Thanks so much ladies for the insightful posts. I can relate to a lot of what was written. I guess what worried me is sometimes reading about moms on here who have holes in their hearts for years and years about not having their DG. I just really don't want to be bitter and sad my whole life. I know time heals a lot of wounds, but as I said initially, I hope that when the cute factor of little kids is gone, the GD will be less overwhelming in itself - some of your posts give me hope on that front! Of course, that doesn't prevent me from hoping for a grand-daughter one day, and a nice DIL I can be close to!

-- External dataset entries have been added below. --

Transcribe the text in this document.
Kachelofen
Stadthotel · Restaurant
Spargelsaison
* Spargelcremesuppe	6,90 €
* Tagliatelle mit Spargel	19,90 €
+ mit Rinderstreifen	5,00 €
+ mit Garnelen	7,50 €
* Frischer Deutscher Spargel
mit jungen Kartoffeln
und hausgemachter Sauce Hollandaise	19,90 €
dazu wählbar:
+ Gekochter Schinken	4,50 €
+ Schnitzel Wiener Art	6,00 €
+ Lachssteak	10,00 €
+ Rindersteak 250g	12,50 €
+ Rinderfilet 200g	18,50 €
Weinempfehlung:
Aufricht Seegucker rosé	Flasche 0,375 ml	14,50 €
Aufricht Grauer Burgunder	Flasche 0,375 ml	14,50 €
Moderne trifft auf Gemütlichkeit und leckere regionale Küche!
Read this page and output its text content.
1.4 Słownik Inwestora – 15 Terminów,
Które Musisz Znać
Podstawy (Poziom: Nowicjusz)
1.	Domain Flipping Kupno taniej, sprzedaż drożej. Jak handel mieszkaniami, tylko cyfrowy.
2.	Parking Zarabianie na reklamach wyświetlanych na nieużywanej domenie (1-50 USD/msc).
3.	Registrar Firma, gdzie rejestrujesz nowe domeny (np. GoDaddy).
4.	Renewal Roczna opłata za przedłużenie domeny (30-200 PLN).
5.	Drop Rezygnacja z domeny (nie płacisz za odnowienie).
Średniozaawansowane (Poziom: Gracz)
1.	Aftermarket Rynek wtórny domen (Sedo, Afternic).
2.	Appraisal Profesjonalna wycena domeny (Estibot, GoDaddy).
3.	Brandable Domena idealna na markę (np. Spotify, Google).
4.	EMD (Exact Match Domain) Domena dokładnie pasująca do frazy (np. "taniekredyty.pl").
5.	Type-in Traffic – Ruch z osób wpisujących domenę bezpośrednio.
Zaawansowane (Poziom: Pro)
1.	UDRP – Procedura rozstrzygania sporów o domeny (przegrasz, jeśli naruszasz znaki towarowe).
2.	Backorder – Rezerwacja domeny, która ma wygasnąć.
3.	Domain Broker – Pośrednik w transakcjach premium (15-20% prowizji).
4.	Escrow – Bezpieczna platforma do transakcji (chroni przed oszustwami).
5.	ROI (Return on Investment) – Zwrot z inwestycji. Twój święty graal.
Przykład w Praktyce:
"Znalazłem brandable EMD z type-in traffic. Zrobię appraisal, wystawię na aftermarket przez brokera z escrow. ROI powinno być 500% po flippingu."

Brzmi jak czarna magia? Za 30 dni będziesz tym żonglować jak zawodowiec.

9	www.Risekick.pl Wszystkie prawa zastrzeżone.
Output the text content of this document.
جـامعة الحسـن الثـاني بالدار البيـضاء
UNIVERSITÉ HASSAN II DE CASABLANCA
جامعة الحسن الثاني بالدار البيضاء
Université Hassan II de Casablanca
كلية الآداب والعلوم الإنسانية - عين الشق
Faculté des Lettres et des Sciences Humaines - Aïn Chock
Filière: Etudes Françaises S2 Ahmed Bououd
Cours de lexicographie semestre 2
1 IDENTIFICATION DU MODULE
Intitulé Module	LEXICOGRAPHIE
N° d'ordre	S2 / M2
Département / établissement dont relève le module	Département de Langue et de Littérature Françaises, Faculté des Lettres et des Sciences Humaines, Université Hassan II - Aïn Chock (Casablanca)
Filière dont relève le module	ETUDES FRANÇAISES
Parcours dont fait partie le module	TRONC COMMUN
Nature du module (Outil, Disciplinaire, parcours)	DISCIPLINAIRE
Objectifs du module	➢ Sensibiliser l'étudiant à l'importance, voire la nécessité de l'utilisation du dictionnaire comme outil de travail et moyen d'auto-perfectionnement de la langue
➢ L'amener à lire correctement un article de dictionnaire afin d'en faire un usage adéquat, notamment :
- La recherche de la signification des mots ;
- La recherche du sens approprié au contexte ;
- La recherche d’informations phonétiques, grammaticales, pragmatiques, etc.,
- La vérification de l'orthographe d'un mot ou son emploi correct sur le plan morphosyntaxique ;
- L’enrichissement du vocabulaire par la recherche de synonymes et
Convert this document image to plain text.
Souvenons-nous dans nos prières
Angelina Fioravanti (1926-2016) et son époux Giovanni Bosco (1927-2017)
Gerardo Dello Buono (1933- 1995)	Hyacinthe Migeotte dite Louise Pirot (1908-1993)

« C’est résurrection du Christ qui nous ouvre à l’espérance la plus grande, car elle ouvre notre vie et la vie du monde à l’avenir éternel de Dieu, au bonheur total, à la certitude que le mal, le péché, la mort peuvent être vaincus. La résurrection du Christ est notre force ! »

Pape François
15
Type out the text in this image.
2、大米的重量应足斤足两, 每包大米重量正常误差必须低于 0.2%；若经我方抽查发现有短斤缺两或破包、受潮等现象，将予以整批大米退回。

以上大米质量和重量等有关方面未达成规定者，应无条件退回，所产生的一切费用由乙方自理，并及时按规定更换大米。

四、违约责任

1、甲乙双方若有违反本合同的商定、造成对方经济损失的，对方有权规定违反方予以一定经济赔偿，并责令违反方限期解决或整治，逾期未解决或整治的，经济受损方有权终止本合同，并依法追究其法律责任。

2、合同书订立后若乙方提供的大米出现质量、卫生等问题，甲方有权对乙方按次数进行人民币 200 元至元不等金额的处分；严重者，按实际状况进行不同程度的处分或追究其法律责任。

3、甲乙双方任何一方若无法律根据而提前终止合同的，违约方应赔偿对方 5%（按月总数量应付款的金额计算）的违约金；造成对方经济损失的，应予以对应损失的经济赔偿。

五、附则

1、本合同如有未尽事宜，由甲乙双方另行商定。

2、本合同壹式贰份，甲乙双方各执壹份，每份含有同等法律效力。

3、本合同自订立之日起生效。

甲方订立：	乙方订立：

------------------------------Winter: Your post was comforting to read and I hope to be able to write a similar post in a couple years. I'm also a lot more bothered by very beautiful little girls, or ones I find look like me when I was their age (I know, it sounds pretentious, but I can't help it!)! You describe exactly what my rational side thinks so I'm really hoping my emotional side catches up asap once DS2 arrives. What you mention about stereotypes is true. I also know girls/women who are not close to their moms while their brothers are. I don't want to waste my time either obsessing about what I don't have - it is just so draining. I want to focus on how cute, sweet and smart my boys ARE, not on how a DD of mine COULD be, or on how so and so's DD is. Of course, I know I'll never be as 100% at peace with this as the people who have their "dream" family... but I'm hoping, say, 90% at peace to able to move forward.
_________________I think it also has a lot to do with how narrowly some women define themselves, esp. SAHMs. We define ourselves by our kids, our families, and I believe that contributes to the gender obsession. It's like our whole identities revolve around our kids, their genders, their achievements, how they look, how they act, etc... But how do people without children find fulfilment, happiness? Career, friends, hobbies, travels, home decoration, sports, working out, etc... Those are areas I know I need to work on to shift the focus from me = only my kids. We need to have projects outside of our families. Ex: I'd like to lose weight and get back in shape after baby, I love to plan trips and vacations, I like my part-time business and can develop that, I'm into home decoration a lot, music/singing, etc.... And as a pp noted, once I decide that the family is complete, no more kids, which is what I anticipate after DS2 is born, then I also feel it will be easier to move on ... I hope anyhow.